Our aim was to investigate the role of hepatic increased glucosylceramide in the diethylnitrosamine-induced hepatocarcinogenesis model.
Methods: Groups of eight 9–10 month old Gba2 knockout and wildtype control mice were injected i.p. with 25ug/g DEN weekly over three months. The mice were scarified between 4 and 6 months. Histochemical and Biochemical analysis were performed. Different liver cytokine levels were measured using commercially available arrays.

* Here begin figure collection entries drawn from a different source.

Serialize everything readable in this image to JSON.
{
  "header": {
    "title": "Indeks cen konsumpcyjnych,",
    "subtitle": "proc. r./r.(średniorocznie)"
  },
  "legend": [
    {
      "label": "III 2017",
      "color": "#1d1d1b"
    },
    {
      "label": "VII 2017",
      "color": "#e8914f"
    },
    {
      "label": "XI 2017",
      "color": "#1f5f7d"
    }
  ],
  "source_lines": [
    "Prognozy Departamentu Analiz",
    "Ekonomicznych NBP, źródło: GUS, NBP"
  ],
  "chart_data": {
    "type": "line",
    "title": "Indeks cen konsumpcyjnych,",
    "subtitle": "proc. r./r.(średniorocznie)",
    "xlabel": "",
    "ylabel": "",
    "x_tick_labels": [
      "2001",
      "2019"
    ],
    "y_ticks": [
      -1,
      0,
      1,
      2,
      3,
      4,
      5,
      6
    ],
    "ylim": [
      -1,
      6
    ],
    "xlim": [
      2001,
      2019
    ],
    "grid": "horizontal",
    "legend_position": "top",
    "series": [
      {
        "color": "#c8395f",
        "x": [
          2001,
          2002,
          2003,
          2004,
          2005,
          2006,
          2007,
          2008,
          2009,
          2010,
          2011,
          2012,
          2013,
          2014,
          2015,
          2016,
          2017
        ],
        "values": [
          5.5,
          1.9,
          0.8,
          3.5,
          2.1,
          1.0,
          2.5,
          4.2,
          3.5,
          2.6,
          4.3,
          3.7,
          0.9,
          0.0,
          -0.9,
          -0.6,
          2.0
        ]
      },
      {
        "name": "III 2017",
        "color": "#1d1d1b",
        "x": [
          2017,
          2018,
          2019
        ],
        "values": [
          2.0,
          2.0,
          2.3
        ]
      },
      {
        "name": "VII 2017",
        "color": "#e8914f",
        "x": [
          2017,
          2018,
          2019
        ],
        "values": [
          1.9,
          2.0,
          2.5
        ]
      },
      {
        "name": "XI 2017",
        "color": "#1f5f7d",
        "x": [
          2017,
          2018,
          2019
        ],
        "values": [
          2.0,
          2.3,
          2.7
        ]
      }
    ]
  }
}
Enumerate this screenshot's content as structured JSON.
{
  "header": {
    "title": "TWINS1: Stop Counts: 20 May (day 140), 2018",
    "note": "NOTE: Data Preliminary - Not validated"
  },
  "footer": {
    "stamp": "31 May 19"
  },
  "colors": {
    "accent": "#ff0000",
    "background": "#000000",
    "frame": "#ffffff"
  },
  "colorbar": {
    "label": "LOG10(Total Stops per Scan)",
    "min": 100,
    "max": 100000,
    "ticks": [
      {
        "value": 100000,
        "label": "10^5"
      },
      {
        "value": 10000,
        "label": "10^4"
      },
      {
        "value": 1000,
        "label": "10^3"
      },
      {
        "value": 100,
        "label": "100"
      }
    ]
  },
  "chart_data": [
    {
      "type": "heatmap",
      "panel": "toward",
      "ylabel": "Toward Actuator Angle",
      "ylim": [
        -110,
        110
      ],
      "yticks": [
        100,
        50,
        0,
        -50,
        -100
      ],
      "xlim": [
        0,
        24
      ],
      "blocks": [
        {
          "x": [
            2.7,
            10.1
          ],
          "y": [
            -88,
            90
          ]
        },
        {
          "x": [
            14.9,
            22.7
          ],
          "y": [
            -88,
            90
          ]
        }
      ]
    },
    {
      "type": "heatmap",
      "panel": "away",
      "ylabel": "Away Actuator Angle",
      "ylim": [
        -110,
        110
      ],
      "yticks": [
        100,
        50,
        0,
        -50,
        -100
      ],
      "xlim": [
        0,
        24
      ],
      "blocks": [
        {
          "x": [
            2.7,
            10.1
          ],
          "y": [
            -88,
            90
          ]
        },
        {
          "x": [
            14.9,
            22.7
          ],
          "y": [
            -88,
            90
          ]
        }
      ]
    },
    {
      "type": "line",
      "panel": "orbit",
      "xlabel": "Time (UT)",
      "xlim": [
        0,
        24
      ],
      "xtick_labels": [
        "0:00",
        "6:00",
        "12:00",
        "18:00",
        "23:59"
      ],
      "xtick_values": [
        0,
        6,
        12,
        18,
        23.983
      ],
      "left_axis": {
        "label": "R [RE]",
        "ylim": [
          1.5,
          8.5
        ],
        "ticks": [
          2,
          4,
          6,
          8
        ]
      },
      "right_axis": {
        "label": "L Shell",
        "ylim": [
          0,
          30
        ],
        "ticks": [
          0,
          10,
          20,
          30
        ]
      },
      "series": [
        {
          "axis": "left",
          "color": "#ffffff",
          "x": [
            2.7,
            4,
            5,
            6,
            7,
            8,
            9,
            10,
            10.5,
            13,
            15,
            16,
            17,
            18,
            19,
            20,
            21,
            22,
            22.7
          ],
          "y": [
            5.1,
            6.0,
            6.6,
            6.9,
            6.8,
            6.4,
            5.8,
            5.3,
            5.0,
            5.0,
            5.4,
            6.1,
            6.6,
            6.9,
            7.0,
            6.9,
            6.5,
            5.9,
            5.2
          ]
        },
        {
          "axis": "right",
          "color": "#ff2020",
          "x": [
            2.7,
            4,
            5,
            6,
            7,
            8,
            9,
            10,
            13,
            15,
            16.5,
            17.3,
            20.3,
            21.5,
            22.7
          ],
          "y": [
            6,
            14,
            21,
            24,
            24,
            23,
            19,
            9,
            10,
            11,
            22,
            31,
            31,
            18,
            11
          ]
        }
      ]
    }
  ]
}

Results: Gba2 knockout mice developed significantly less nodular/HCC formation compared to wildtype controls. Liver Alpha-1-Fetoprotein (AFP) expression was clearly lower in the Gba2 knockout mice compared to control groups. However more hepatocyte swelling, cytoplasmic vacuolization and increased ALT was seen in the Gba2 knockout mice. Various liver cytokines were more than 50% increased in the Gba2 knockout mice compared to control groups.
Conclusions: Glucosylceramide seems to affect the cytokine mediated pathway that leads to suppress hepatocarcinogenesis. These findings underline the potential role of glycosphingolipids in tumor growth and could lead to the conclusion that glucosylceramide or GBA2 inhibitors might open new therapeutic option for HCC.